Catching up with Sarvin Esmaeili and Emily Jung

By Karla Comanda

Rice & Beans Theatre

A year after working on their pieces at the inaugural Polyphonic Multilingual Creation Residency (formerly named the Polyphonic Translation Residency), Sarvin Esmaeili and Emily Jung continue to pursue multilingual artistic projects.

Sarvin and Emily were provided with 10 days of uninterrupted time and resources to work on their respective multilingual projects-in-development Maman, do you love me? and Dead Korean Girl Comedy Show, with their residency culminating in a showcase and discussion at Progress Lab. 

"We also had the ability to choose our own collaborators, and that was really amazing. So I worked with three other Iranian female artists, where we could speak Farsi in the room. It was really magical to be able to do that without translating,  just being able to speak English and Farsi and being understood and being guided. It was a very unique experience. I feel like I had never had that experience in Vancouver or anywhere in Canada, really," Sarvin says. 

They add that through the residency, they felt permitted to present her piece fully in Farsi. Sarvin is currently archiving her work for the project, seeing where the content takes her linguistically. 

"I think it's one of those projects that's lifelong. I feel like it never ends; it's a theme that'll always be there," she says.

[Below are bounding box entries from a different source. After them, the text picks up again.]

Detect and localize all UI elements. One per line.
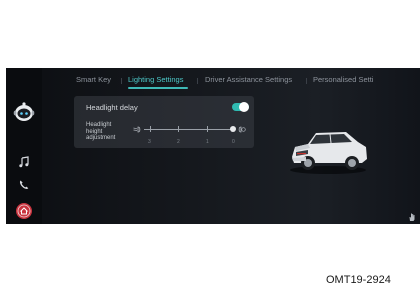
slider-tick — [178, 126, 179, 132]
figure-caption: OMT19-2924 — [326, 274, 391, 286]
headlight-delay-label: Headlight delay — [86, 103, 138, 112]
tab-separator — [306, 78, 307, 84]
lighting-settings-card: Headlight delay Headlight height adjustm… — [74, 96, 254, 148]
headlight-height-label-line: adjustment — [86, 135, 116, 141]
slider-handle[interactable] — [230, 126, 236, 132]
slider-tick — [207, 126, 208, 132]
headlight-height-slider[interactable] — [144, 129, 233, 130]
scale-label: 3 — [148, 139, 151, 145]
headlight-height-label: Headlight height adjustment — [86, 122, 126, 142]
scale-label: 0 — [232, 139, 235, 145]
scale-label: 1 — [206, 139, 209, 145]
phone-icon[interactable] — [18, 179, 30, 191]
home-icon[interactable] — [14, 201, 34, 221]
headlight-high-beam-icon — [238, 126, 246, 133]
infotainment-screen: Smart Key Lighting Settings Driver Assis… — [6, 68, 420, 224]
music-icon[interactable] — [18, 156, 30, 168]
headlight-low-beam-icon — [133, 126, 141, 133]
gesture-hand-icon[interactable] — [408, 212, 416, 222]
scale-label: 2 — [177, 139, 180, 145]
assistant-robot-icon[interactable] — [13, 101, 35, 123]
vehicle-image — [290, 132, 367, 174]
tab-personalised-settings[interactable]: Personalised Setti — [313, 75, 373, 84]
settings-tabs: Smart Key Lighting Settings Driver Assis… — [42, 68, 420, 90]
slider-tick — [150, 126, 151, 132]
tab-driver-assistance-settings[interactable]: Driver Assistance Settings — [205, 75, 292, 84]
toggle-knob — [239, 102, 249, 112]
tab-lighting-settings[interactable]: Lighting Settings — [128, 75, 183, 84]
active-tab-indicator — [128, 87, 188, 89]
tab-smart-key[interactable]: Smart Key — [76, 75, 111, 84]
left-sidebar — [6, 68, 42, 224]
tab-separator — [121, 78, 122, 84]
headlight-delay-toggle[interactable] — [232, 102, 249, 112]
tab-separator — [197, 78, 198, 84]
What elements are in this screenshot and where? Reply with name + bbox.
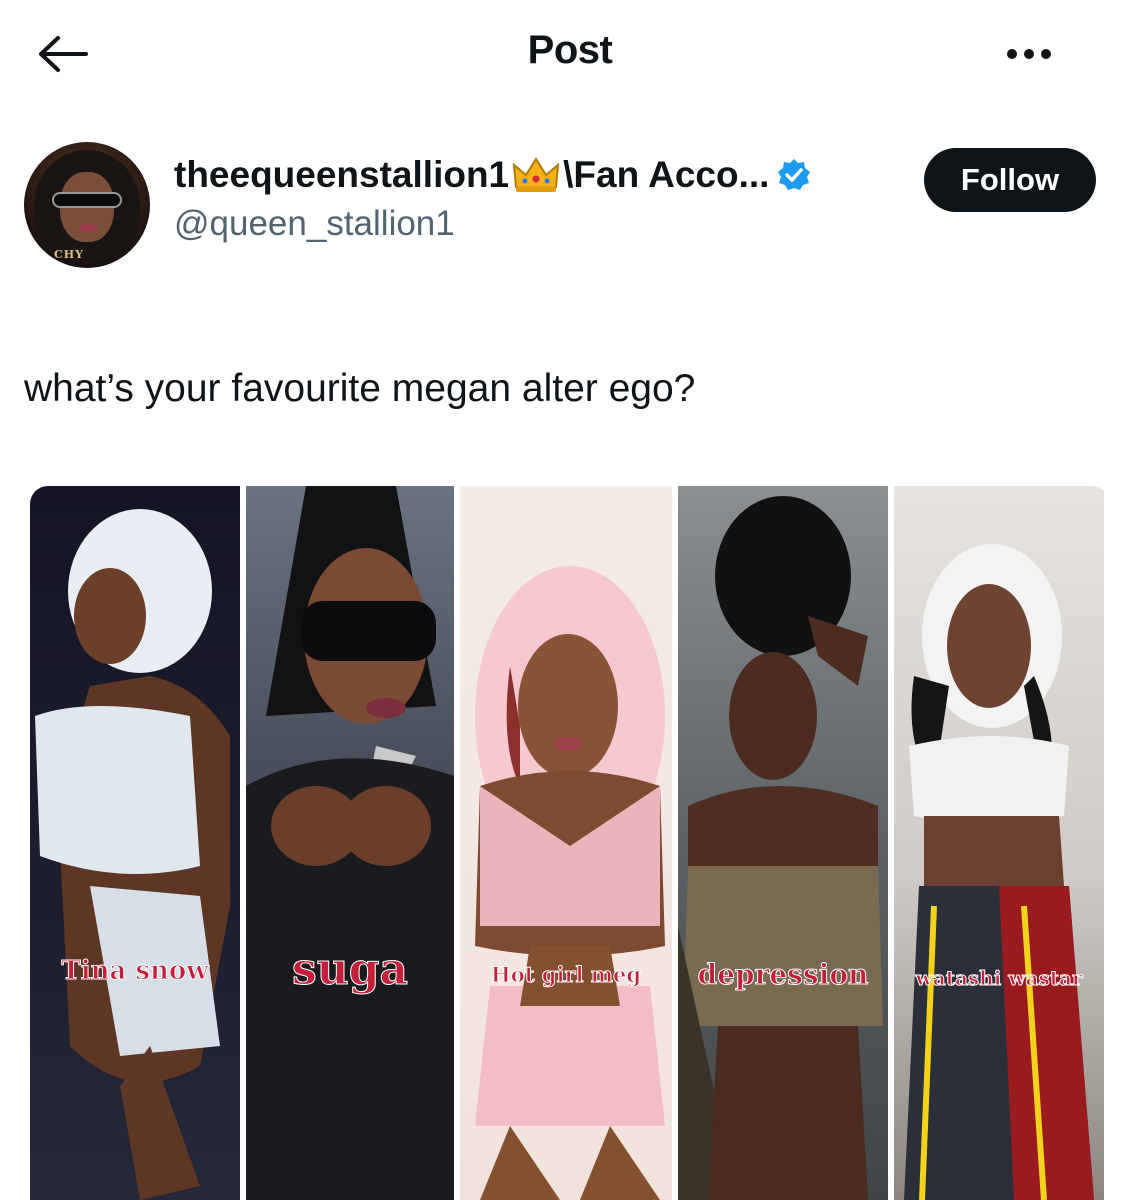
top-bar: Post	[0, 0, 1140, 110]
avatar[interactable]: CHY	[24, 142, 150, 268]
ellipsis-icon	[1007, 49, 1017, 59]
panel-label: depression	[697, 958, 869, 992]
panel-label: watashi wastar	[915, 966, 1083, 991]
post-text: what’s your favourite megan alter ego?	[24, 367, 696, 410]
media-panel-1[interactable]: Tina snow	[30, 486, 240, 1200]
post-author: CHY theequeenstallion1 \Fan Acco... @que…	[24, 142, 1116, 272]
portrait-figure	[246, 486, 454, 1200]
portrait-figure	[475, 566, 665, 1200]
display-name-suffix: \Fan Acco...	[563, 154, 770, 195]
portrait-figure	[904, 544, 1094, 1200]
user-handle[interactable]: @queen_stallion1	[174, 204, 904, 244]
post-media[interactable]: Tina snow suga Hot girl meg depression w…	[30, 486, 1110, 1200]
follow-button[interactable]: Follow	[924, 148, 1096, 212]
portrait-figure	[678, 496, 883, 1200]
panel-label: suga	[291, 944, 409, 996]
portrait-figure	[35, 509, 230, 1200]
panel-label: Hot girl meg	[490, 962, 642, 988]
media-panel-2[interactable]: suga	[246, 486, 454, 1200]
display-name[interactable]: theequeenstallion1 \Fan Acco...	[174, 154, 904, 196]
media-panel-5[interactable]: watashi wastar	[894, 486, 1104, 1200]
media-panel-3[interactable]: Hot girl meg	[460, 486, 672, 1200]
panel-label: Tina snow	[61, 956, 209, 987]
media-panel-4[interactable]: depression	[678, 486, 888, 1200]
verified-badge-icon	[778, 159, 811, 190]
display-name-text: theequeenstallion1	[174, 154, 510, 195]
avatar-text: CHY	[54, 248, 85, 261]
page-title: Post	[527, 28, 613, 72]
author-names: theequeenstallion1 \Fan Acco... @queen_s…	[174, 154, 904, 244]
more-options-button[interactable]	[994, 30, 1064, 78]
crown-icon	[512, 157, 560, 192]
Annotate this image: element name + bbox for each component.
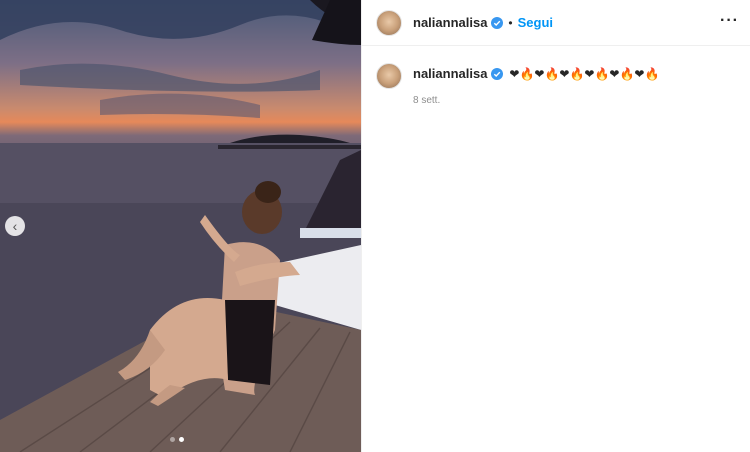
carousel-dot-active (179, 437, 184, 442)
chevron-left-icon: ‹ (12, 218, 18, 234)
comment-line: naliannalisa ❤🔥❤🔥❤🔥❤🔥❤🔥❤🔥 (413, 66, 659, 81)
verified-badge-icon (491, 16, 504, 29)
username-link[interactable]: naliannalisa (413, 15, 487, 30)
carousel-dot (170, 437, 175, 442)
post-timestamp[interactable]: 8 sett. (413, 95, 659, 106)
follow-button[interactable]: Segui (518, 15, 553, 30)
more-options-icon[interactable]: ··· (720, 12, 739, 30)
caption-comment: naliannalisa ❤🔥❤🔥❤🔥❤🔥❤🔥❤🔥 8 sett. (376, 63, 659, 106)
avatar[interactable] (376, 63, 402, 89)
comment-body: naliannalisa ❤🔥❤🔥❤🔥❤🔥❤🔥❤🔥 8 sett. (413, 63, 659, 106)
post-side-panel: naliannalisa • Segui ··· naliannalisa ❤🔥… (361, 0, 750, 452)
photo-illustration (0, 0, 361, 452)
post-photo[interactable]: ‹ (0, 0, 361, 452)
post-header: naliannalisa • Segui ··· (362, 0, 750, 46)
carousel-indicator (170, 437, 184, 442)
avatar[interactable] (376, 9, 402, 36)
carousel-prev-button[interactable]: ‹ (5, 216, 25, 236)
caption-username-link[interactable]: naliannalisa (413, 66, 487, 81)
separator-dot: • (508, 15, 513, 30)
verified-badge-icon (491, 67, 504, 80)
caption-text: ❤🔥❤🔥❤🔥❤🔥❤🔥❤🔥 (509, 66, 660, 81)
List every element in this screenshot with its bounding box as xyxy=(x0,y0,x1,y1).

Sarvin is currently hard at work on two projects: Gay Ancestors, a multilingual dramedy they created with Angelic Goldsky, Chantal Gering, Rae Grant Duff, Tanaz Roudgar, and Anjalica Solomon, which will be staged at STAND Festival this November; and Hair Hair Everywhere, which will be presented at the 2025 Advance Theatre Festival.

Meanwhile, Emily and her collaborator Jenn Park were able to finish their script for Dead Korean Girl Comedy Show, presenting a 10-minute excerpt from the script's final version at Living Hyphen Magazine's Honouring the Land: A Storytelling Celebration, and present their work at Aluna Theatre's Cafe Reading Series. 

"We got to present our full script, read by friends and community members... gladly volunteering to read and celebrate the completion of the script together. We had sold out, had close to 80 people listening to the script. It was so wonderful," Emily says. 

Emily was recently featured at the 2024 SummerWorks Festival for two of her more recent projects: Festivals are Scary, Strange, and Eerie, an ongoing collaboration with Theresa Cutknife and the Seoul-based theatre group Baram Company, and is an attempt to decenter human voices in storytelling through the process of eco-dramaturgy, and X60 Tea Table, a dramaturgy conversation circle exploring Asian diasporic stories in the performing arts. The Tea Table is part of of Emily’s work with the X60 Collective, which she founded with Rinchen Dolma and Michael Caldwell.

With the loss of the 2025 residency due to funding cuts, and with fewer spaces offering specific support for multilingual development, Sarvin emphasizes that it's more important than ever to show up and support those projects. 

"You get to see an authentic side of the playwright and the creator... it's very sacred, very connected to their roots. Even if we don't understand it, just being in the room, sensing it, feeling it," Sarvin says. 

Emily also shares that theatre companies looking to be more equitable must be prepared to provide artists with more access to culturally specific labour in areas such as captioning, dramaturgy, marketing, and more. 

"It's a more holistic look at how operations for a production needs to be custom, to be changed in a customized way, in order to support multilingual work to their fullest. [...] So I think it's also about advocating for more resources to be available in the arts sector as a whole. If we really see Canada as this diverse country, and we see arts as something that should be inclusive, then I think we have to fight for the resources that allow us to really meaningfully do that, and that includes supporting things like the Polyphonic residency," Emily says.

rice & beans theatre hopes to launch applications for the 2026 Polyphonic Multilingual Creation Residency in summer 2025.